The historical fact is that factories and jobs move with changing technology and changing markets to locations offering the most efficient access to labour and capital. In the 18th century, America’s industrial revolution began with textiles in the northeastern states before higher wages, land prices and availability of resources drove manufacturing south and west.
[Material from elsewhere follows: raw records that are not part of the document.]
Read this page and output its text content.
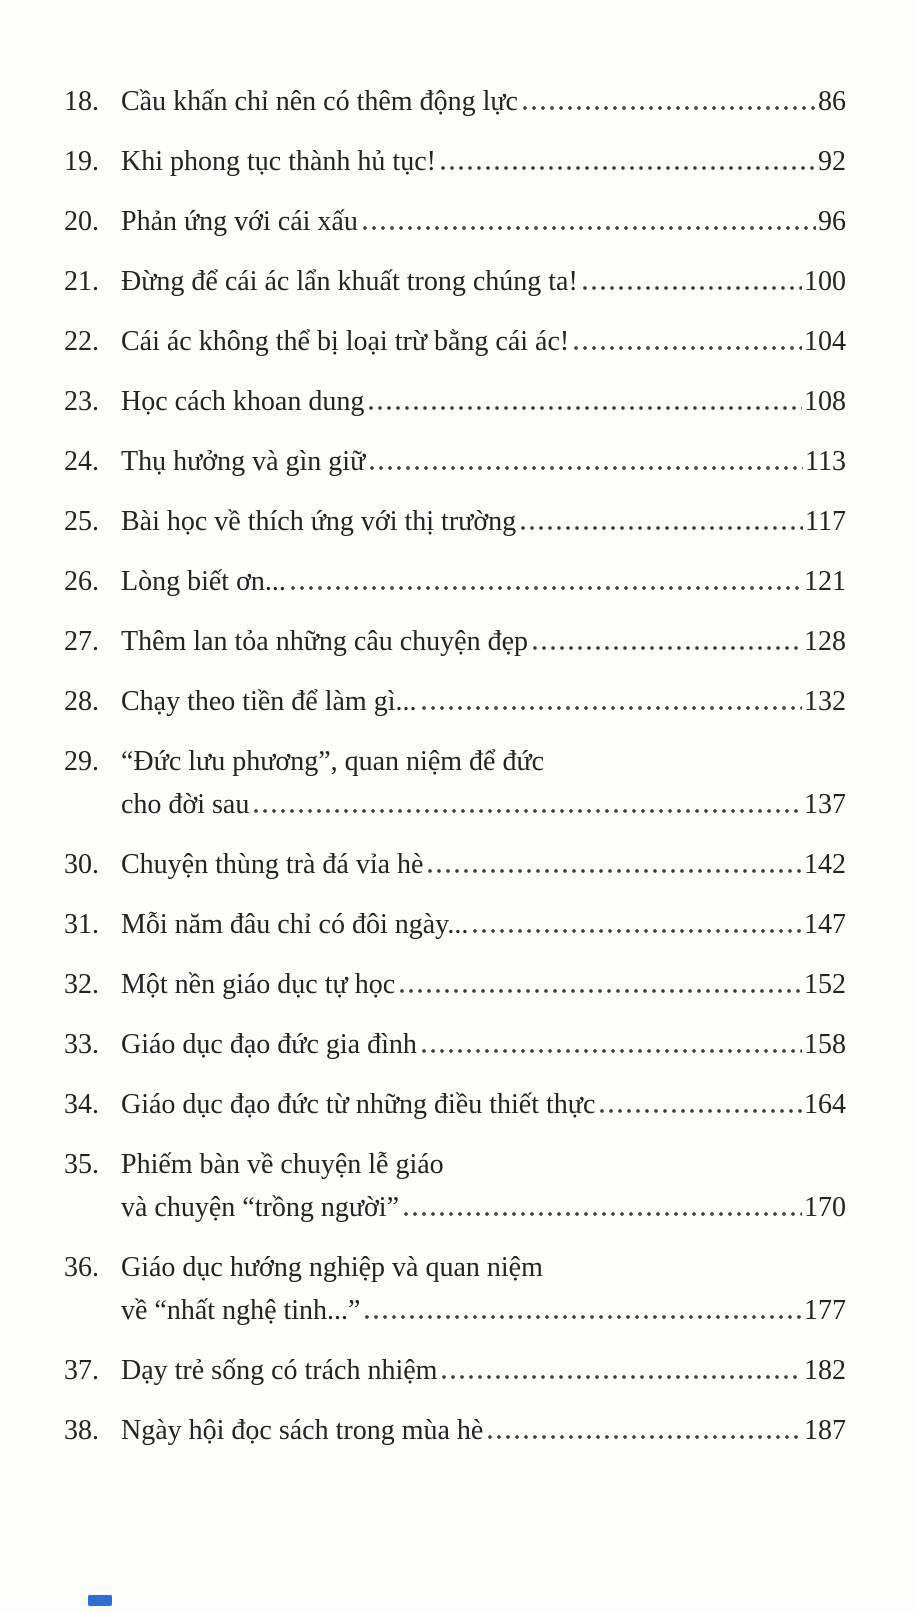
18. Cầu khấn chỉ nên có thêm động lực	86
19. Khi phong tục thành hủ tục!	92
20. Phản ứng với cái xấu	96
21. Đừng để cái ác lẩn khuất trong chúng ta!	100
22. Cái ác không thể bị loại trừ bằng cái ác!	104
23. Học cách khoan dung	108
24. Thụ hưởng và gìn giữ	113
25. Bài học về thích ứng với thị trường	117
26. Lòng biết ơn...	121
27. Thêm lan tỏa những câu chuyện đẹp	128
28. Chạy theo tiền để làm gì...	132
29. “Đức lưu phương”, quan niệm để đức
cho đời sau	137
30. Chuyện thùng trà đá vỉa hè	142
31. Mỗi năm đâu chỉ có đôi ngày...	147
32. Một nền giáo dục tự học	152
33. Giáo dục đạo đức gia đình	158
34. Giáo dục đạo đức từ những điều thiết thực	164
35. Phiếm bàn về chuyện lễ giáo
và chuyện “trồng người”	170
36. Giáo dục hướng nghiệp và quan niệm
về “nhất nghệ tinh...”	177
37. Dạy trẻ sống có trách nhiệm	182
38. Ngày hội đọc sách trong mùa hè	187
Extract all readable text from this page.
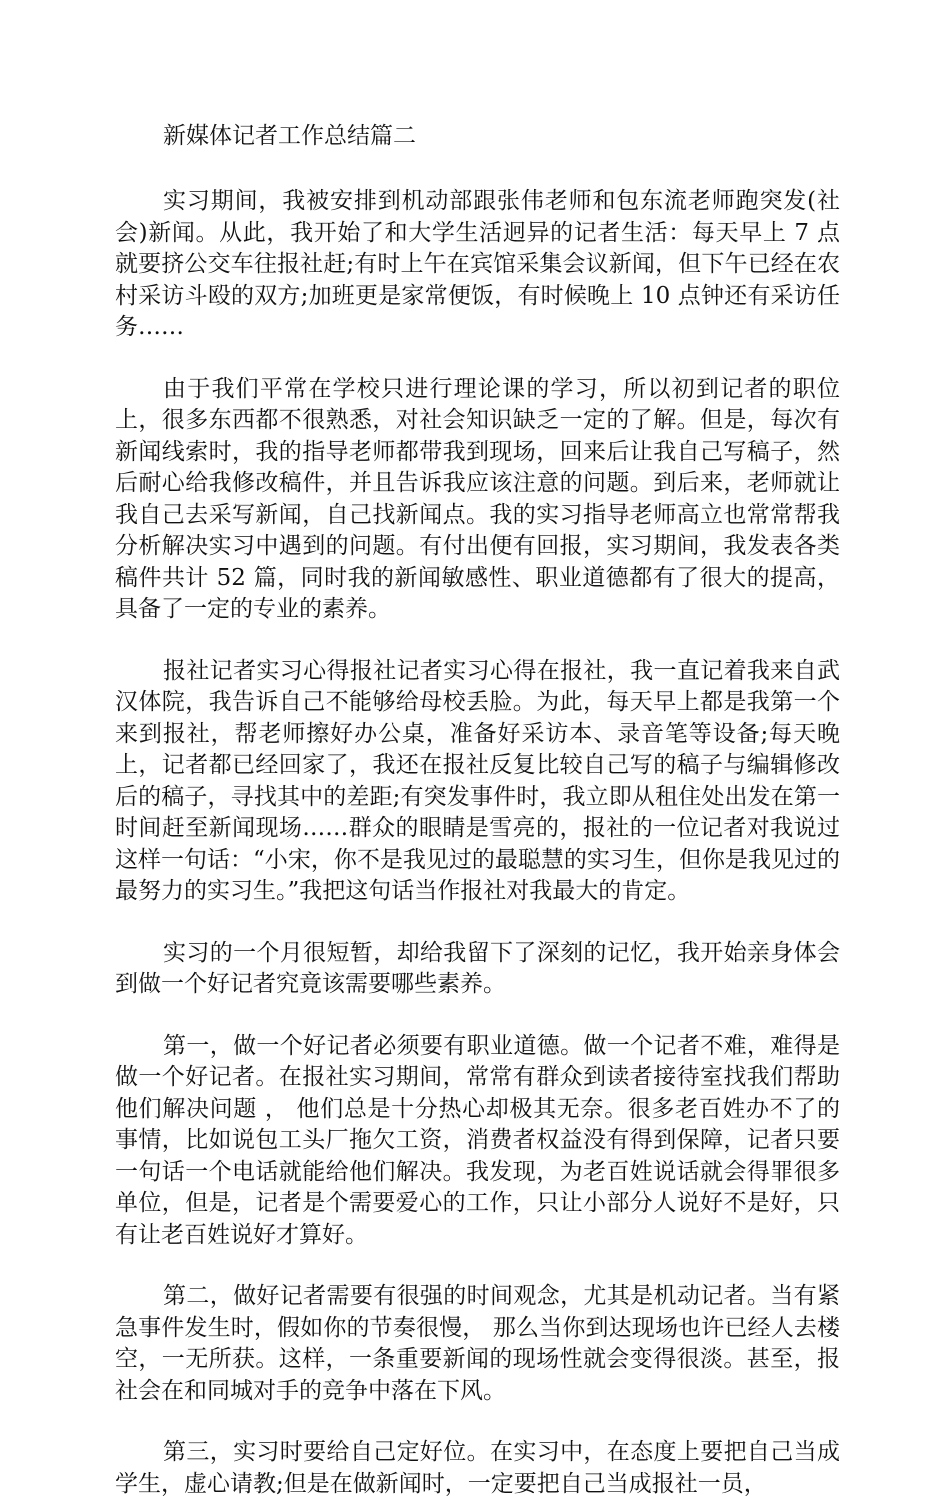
新媒体记者工作总结篇二

实习期间，我被安排到机动部跟张伟老师和包东流老师跑突发(社会)新闻。从此，我开始了和大学生活迥异的记者生活：每天早上 7 点就要挤公交车往报社赶;有时上午在宾馆采集会议新闻，但下午已经在农村采访斗殴的双方;加班更是家常便饭，有时候晚上 10 点钟还有采访任务……

由于我们平常在学校只进行理论课的学习，所以初到记者的职位上，很多东西都不很熟悉，对社会知识缺乏一定的了解。但是，每次有新闻线索时，我的指导老师都带我到现场，回来后让我自己写稿子，然后耐心给我修改稿件，并且告诉我应该注意的问题。到后来，老师就让我自己去采写新闻，自己找新闻点。我的实习指导老师高立也常常帮我分析解决实习中遇到的问题。有付出便有回报，实习期间，我发表各类稿件共计 52 篇，同时我的新闻敏感性、职业道德都有了很大的提高，具备了一定的专业的素养。

报社记者实习心得报社记者实习心得在报社，我一直记着我来自武汉体院，我告诉自己不能够给母校丢脸。为此，每天早上都是我第一个来到报社，帮老师擦好办公桌，准备好采访本、录音笔等设备;每天晚上，记者都已经回家了，我还在报社反复比较自己写的稿子与编辑修改后的稿子，寻找其中的差距;有突发事件时，我立即从租住处出发在第一时间赶至新闻现场……群众的眼睛是雪亮的，报社的一位记者对我说过这样一句话：“小宋，你不是我见过的最聪慧的实习生，但你是我见过的最努力的实习生。”我把这句话当作报社对我最大的肯定。

实习的一个月很短暂，却给我留下了深刻的记忆，我开始亲身体会到做一个好记者究竟该需要哪些素养。

第一，做一个好记者必须要有职业道德。做一个记者不难，难得是做一个好记者。在报社实习期间，常常有群众到读者接待室找我们帮助他们解决问题 ， 他们总是十分热心却极其无奈。很多老百姓办不了的事情，比如说包工头厂拖欠工资，消费者权益没有得到保障，记者只要一句话一个电话就能给他们解决。我发现，为老百姓说话就会得罪很多单位，但是，记者是个需要爱心的工作，只让小部分人说好不是好，只有让老百姓说好才算好。

第二，做好记者需要有很强的时间观念，尤其是机动记者。当有紧急事件发生时，假如你的节奏很慢， 那么当你到达现场也许已经人去楼空，一无所获。这样，一条重要新闻的现场性就会变得很淡。甚至，报社会在和同城对手的竞争中落在下风。

第三，实习时要给自己定好位。在实习中，在态度上要把自己当成学生，虚心请教;但是在做新闻时，一定要把自己当成报社一员，
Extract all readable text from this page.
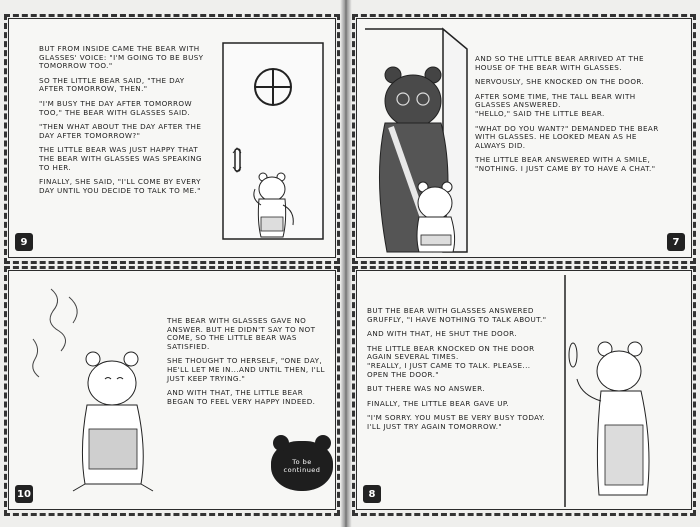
BUT FROM INSIDE CAME THE BEAR WITH GLASSES' VOICE: "I'M GOING TO BE BUSY TOMORROW TOO."

SO THE LITTLE BEAR SAID, "THE DAY AFTER TOMORROW, THEN."

"I'M BUSY THE DAY AFTER TOMORROW TOO," THE BEAR WITH GLASSES SAID.

"THEN WHAT ABOUT THE DAY AFTER THE DAY AFTER TOMORROW?"

THE LITTLE BEAR WAS JUST HAPPY THAT THE BEAR WITH GLASSES WAS SPEAKING TO HER.

FINALLY, SHE SAID, "I'LL COME BY EVERY DAY UNTIL YOU DECIDE TO TALK TO ME."

9

AND SO THE LITTLE BEAR ARRIVED AT THE HOUSE OF THE BEAR WITH GLASSES.

NERVOUSLY, SHE KNOCKED ON THE DOOR.

AFTER SOME TIME, THE TALL BEAR WITH GLASSES ANSWERED.
"HELLO," SAID THE LITTLE BEAR.

"WHAT DO YOU WANT?" DEMANDED THE BEAR WITH GLASSES. HE LOOKED MEAN AS HE ALWAYS DID.

THE LITTLE BEAR ANSWERED WITH A SMILE, "NOTHING. I JUST CAME BY TO HAVE A CHAT."

7

THE BEAR WITH GLASSES GAVE NO ANSWER. BUT HE DIDN'T SAY TO NOT COME, SO THE LITTLE BEAR WAS SATISFIED.

SHE THOUGHT TO HERSELF, "ONE DAY, HE'LL LET ME IN...AND UNTIL THEN, I'LL JUST KEEP TRYING."

AND WITH THAT, THE LITTLE BEAR BEGAN TO FEEL VERY HAPPY INDEED.

To be
continued
10

BUT THE BEAR WITH GLASSES ANSWERED GRUFFLY, "I HAVE NOTHING TO TALK ABOUT."

AND WITH THAT, HE SHUT THE DOOR.

THE LITTLE BEAR KNOCKED ON THE DOOR AGAIN SEVERAL TIMES.
"REALLY, I JUST CAME TO TALK. PLEASE... OPEN THE DOOR."

BUT THERE WAS NO ANSWER.

FINALLY, THE LITTLE BEAR GAVE UP.

"I'M SORRY. YOU MUST BE VERY BUSY TODAY. I'LL JUST TRY AGAIN TOMORROW."

8
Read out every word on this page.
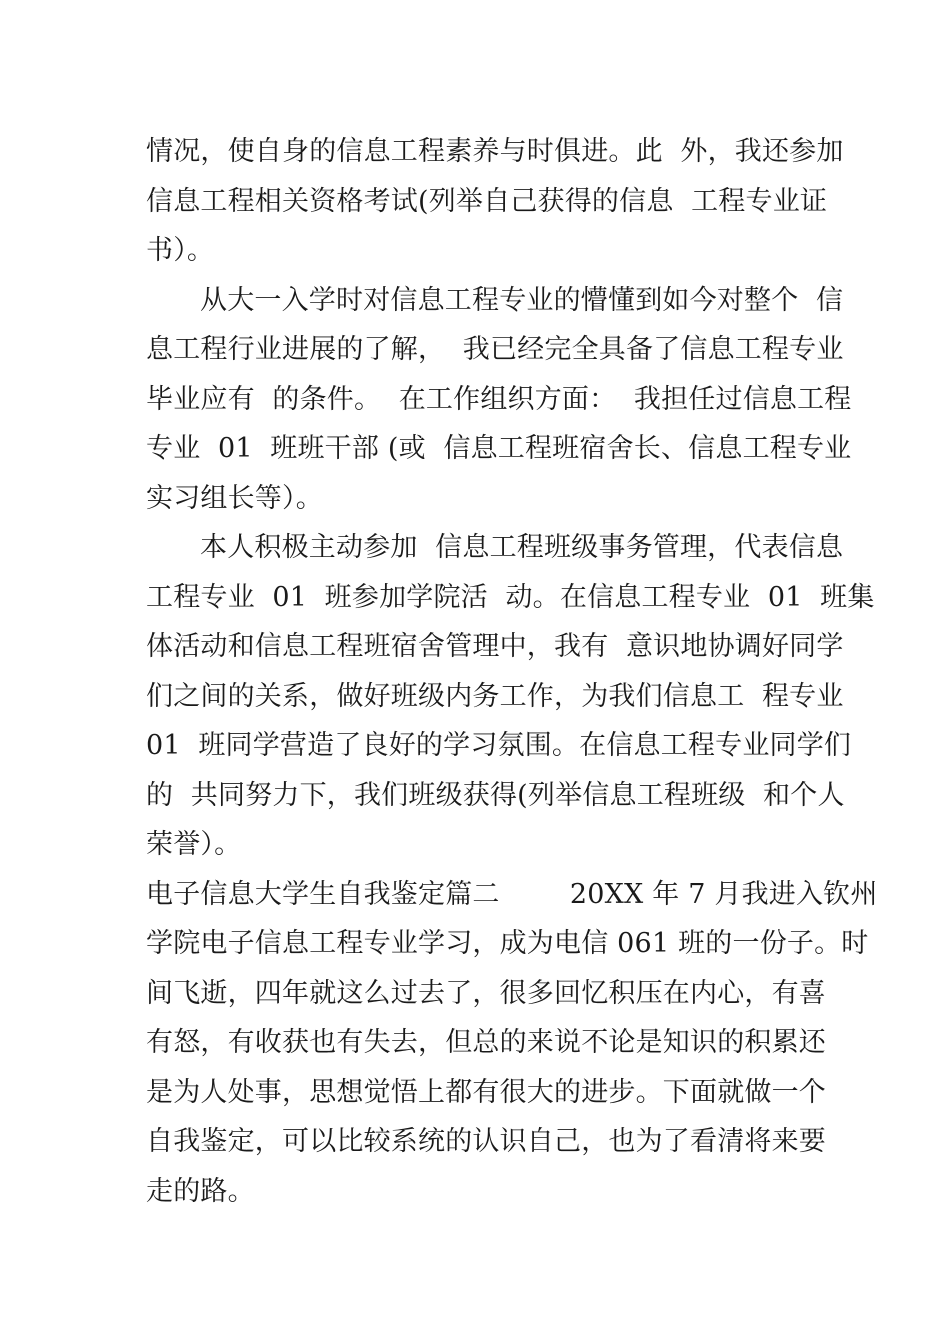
情况，使自身的信息工程素养与时俱进。此  外，我还参加
信息工程相关资格考试(列举自己获得的信息  工程专业证
书）。
从大一入学时对信息工程专业的懵懂到如今对整个  信
息工程行业进展的了解，  我已经完全具备了信息工程专业
毕业应有  的条件。  在工作组织方面：  我担任过信息工程
专业  01  班班干部 (或  信息工程班宿舍长、信息工程专业
实习组长等）。
本人积极主动参加  信息工程班级事务管理，代表信息
工程专业  01  班参加学院活  动。在信息工程专业  01  班集
体活动和信息工程班宿舍管理中，我有  意识地协调好同学
们之间的关系，做好班级内务工作，为我们信息工  程专业
01  班同学营造了良好的学习氛围。在信息工程专业同学们
的  共同努力下，我们班级获得(列举信息工程班级  和个人
荣誉）。
电子信息大学生自我鉴定篇二        20XX 年 7 月我进入钦州
学院电子信息工程专业学习，成为电信 061 班的一份子。时
间飞逝，四年就这么过去了，很多回忆积压在内心，有喜
有怒，有收获也有失去，但总的来说不论是知识的积累还
是为人处事，思想觉悟上都有很大的进步。下面就做一个
自我鉴定，可以比较系统的认识自己，也为了看清将来要
走的路。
The rise of Asian economies, coinciding with plummeting transportation costs and tariffs, extended the boundaries of where US industry could relocate or have their components manufactured at a cheap price. Unable to compete, many industries have shut down, some have gone abroad, and others have improved productivity. In the process, new high-tech industries have emerged.

Offshored industry and supply-chain production have kept America’s shopping malls full with low-cost goods and its inflation rate low. Industries that have taken production offshore have not only increased their earnings, but low taxes have boosted profit margins as well.

Obama’s enticement of a patriotic tax credit to keep jobs in the US would work only if tax breaks were a central incentive for factories to shift abroad. Instead, the main reason why operations are sent offshore was on display the very week he called for helping patriotic employers. In Obama’s hometown, the Chicago Sun-Times newspaper group announced that it would be laying off an unspecified number of workers whose print and online ad production jobs would be outsourced to India and the Philippines. The move is expected to stem red ink by trimming $3 million a year. As with most companies, the media group would prefer to stay in the black than drift into the red while wearing a medal of patriotism.

In history, the discouragement of high tariffs and the emotional appeal of patriotism have succeeded in keeping foreign goods away, but only for a period. Ultimately, business’s desires to maximise profits and the consumer’s desire to live better have triumphed. Two thousand years ago, the Roman emperor Tiberius condemned luxury imports as unpatriotic, decrying the system “which drains the empire of its wealth, and sends, in exchange for baubles, the money of the commonwealth to foreign nations”. The admonition was backed by high tariffs but to little avail.

Obama and other politicians will find that fostering conditions to nurture new industry and training people for new jobs have a better chance of protecting American workers than by legislating patriotism.

Nayan Chanda is Director of Publications at the Yale Center for the Study of Globalization and Editor of YaleGlobal Online.